A long-running liberal mantra is that women are paid significantly less than men for doing the same work, but a closer look at the data proves that position false.

The Institute for Women’s Policy Research claims the current gap is 20 percent between men’s and women’s pay. In other words, a woman earns 80 cents for every dollar a man earns.

The organization argues this is clear evidence of discrimination against women in the workplace. However, Hadley Heath Manning, policy director with the Independent Women’s Forum, says the 20 percent comparison is not “apples-to-apples.”

“The raw wage gap, measured by the Department of Labor, is about 20 cents on the dollar,” Manning told Western Journalism. “But this is just a comparison of averages. It doesn’t take into account many factors that affect earnings, like profession, education, experience and hours. This means that the raw wage gap doesn’t really measure ‘equal pay for equal work’ because it’s not an apples-to-apples comparison.”

She added, “Sadly, the raw wage gap is often presented without context, suggesting there is widespread discrimination against women. But this isn’t so. This sends the wrong message to women and girls. Even the Department of Labor has said that the raw wage gap is largely the result of the individual choices women and men make, and shouldn’t be used to justify further legislative action.”

Economist Steven Horwitz, with the Foundation for Economic Freedom, agrees with Manning’s assessment.

“That 80 percent is an aggregate, he writes. “Thus, the claim that women get paid 80 percent of what men do for the same work is a myth.”

That said, he explains, there still is a 3-to-5 percent difference between the sexes when all other factors are held constant, which may be due to in part to discrimination or gender socialization.

However, even that picture is changing among millennial women.

“Since 2000, one-third more women than men have graduated from college, and more women are earning graduate degrees too,” reports Fast Company, using data from a Pew Research study. “Even once-male bastions such as law school are seeing the change.”

“Millennial women are so outpacing men in higher education that it’s inevitable they will become their generation’s top earners,” the article goes on to say. “With greater education comes greater wealth.

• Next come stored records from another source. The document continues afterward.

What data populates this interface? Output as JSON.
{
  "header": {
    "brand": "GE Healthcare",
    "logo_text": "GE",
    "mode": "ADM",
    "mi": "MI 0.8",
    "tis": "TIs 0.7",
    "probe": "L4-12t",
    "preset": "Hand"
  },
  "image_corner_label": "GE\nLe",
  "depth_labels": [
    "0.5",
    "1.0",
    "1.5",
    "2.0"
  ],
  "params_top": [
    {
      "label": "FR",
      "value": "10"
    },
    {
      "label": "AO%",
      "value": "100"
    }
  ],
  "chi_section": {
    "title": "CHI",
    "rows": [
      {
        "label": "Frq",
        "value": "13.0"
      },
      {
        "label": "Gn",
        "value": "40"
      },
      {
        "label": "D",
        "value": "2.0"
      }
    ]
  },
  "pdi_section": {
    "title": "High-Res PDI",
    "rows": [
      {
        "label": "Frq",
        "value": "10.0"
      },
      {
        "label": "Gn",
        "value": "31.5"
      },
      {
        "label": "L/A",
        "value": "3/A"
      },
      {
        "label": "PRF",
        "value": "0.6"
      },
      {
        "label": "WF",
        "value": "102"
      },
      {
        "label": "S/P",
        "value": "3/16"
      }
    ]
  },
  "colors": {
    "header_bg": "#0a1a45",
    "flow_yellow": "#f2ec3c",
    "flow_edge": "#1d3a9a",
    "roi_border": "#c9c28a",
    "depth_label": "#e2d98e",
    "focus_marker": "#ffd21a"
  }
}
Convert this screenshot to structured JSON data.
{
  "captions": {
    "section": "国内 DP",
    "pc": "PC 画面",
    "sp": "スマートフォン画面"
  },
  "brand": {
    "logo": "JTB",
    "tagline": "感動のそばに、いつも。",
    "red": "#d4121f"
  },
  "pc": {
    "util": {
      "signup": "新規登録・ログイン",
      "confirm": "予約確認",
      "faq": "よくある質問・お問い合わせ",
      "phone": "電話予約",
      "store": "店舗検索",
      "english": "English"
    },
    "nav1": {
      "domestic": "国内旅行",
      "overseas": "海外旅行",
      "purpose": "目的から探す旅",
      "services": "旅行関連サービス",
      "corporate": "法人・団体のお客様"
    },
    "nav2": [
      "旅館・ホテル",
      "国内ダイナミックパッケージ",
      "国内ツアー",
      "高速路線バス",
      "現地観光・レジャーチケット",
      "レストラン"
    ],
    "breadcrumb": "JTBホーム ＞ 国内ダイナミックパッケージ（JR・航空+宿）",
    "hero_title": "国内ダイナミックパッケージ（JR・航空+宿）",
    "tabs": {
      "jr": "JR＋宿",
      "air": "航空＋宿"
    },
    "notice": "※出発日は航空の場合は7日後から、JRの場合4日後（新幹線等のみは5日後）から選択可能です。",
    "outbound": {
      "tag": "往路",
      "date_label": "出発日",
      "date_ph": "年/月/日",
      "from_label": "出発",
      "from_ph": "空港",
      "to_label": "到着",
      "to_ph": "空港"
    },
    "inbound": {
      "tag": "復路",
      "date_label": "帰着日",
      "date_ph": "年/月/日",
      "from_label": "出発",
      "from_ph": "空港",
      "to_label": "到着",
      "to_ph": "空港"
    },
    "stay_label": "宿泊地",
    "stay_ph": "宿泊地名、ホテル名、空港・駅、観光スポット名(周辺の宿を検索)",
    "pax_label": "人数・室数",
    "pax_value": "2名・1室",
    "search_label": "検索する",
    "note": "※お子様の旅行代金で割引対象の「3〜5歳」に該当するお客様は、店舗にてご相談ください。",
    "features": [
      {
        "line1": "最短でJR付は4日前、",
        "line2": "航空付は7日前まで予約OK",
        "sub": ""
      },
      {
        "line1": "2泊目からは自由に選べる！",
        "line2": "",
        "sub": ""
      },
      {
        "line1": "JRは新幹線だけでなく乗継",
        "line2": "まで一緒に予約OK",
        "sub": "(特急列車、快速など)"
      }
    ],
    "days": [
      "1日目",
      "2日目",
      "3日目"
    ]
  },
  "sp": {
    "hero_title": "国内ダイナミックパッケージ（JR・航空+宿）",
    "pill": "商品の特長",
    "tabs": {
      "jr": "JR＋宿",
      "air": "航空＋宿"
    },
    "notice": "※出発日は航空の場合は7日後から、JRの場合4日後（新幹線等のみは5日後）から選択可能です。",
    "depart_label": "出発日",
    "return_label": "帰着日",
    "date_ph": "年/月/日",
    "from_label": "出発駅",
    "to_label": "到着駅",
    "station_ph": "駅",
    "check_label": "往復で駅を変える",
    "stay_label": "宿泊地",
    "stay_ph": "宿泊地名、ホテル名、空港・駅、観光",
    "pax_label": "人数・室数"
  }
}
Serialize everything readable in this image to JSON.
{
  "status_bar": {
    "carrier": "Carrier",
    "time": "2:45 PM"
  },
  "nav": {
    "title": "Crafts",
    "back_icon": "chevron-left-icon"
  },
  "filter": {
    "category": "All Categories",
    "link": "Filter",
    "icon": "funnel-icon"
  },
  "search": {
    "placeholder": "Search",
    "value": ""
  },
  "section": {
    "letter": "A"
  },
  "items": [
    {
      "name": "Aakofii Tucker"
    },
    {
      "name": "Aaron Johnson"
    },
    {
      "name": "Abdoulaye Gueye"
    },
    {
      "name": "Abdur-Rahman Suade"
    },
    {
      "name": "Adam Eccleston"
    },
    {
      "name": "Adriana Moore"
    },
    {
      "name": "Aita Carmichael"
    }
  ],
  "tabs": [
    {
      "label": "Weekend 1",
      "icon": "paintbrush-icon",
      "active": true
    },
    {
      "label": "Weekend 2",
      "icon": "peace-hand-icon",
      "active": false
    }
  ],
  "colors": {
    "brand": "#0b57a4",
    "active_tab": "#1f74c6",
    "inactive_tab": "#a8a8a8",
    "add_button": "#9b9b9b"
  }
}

At this rate, young women’s wages will overtake men’s by 2020.”

A gap still exists among women seeking to be the boss in their workplaces, even among millennials, with 70 percent of men and 61 percent of women saying they want to be in charge.

Another major factor explaining why women tend to earn less than men over the course of their careers is the family choices they make.

According to Pew, 39 percent of women of all ages reported taking a significant amount of time off work to care for a child or family member. Only 24 percent of men gave the same response.

Another interesting statistic shows that while women tend to view the job market broadly as favoring men, large majorities of both men (73 percent) and women (75 percent) report that at their particular workplaces each gender earns the same pay for the same job.

“We should use better metrics,” Manning contends when discussing wage differences between men and woman. “When we do correct for a variety of variables, like profession, education, experience and hours, the wage gap virtually disappears. This means women can and should expect equal pay for equal work. In fact, anything less is already illegal.”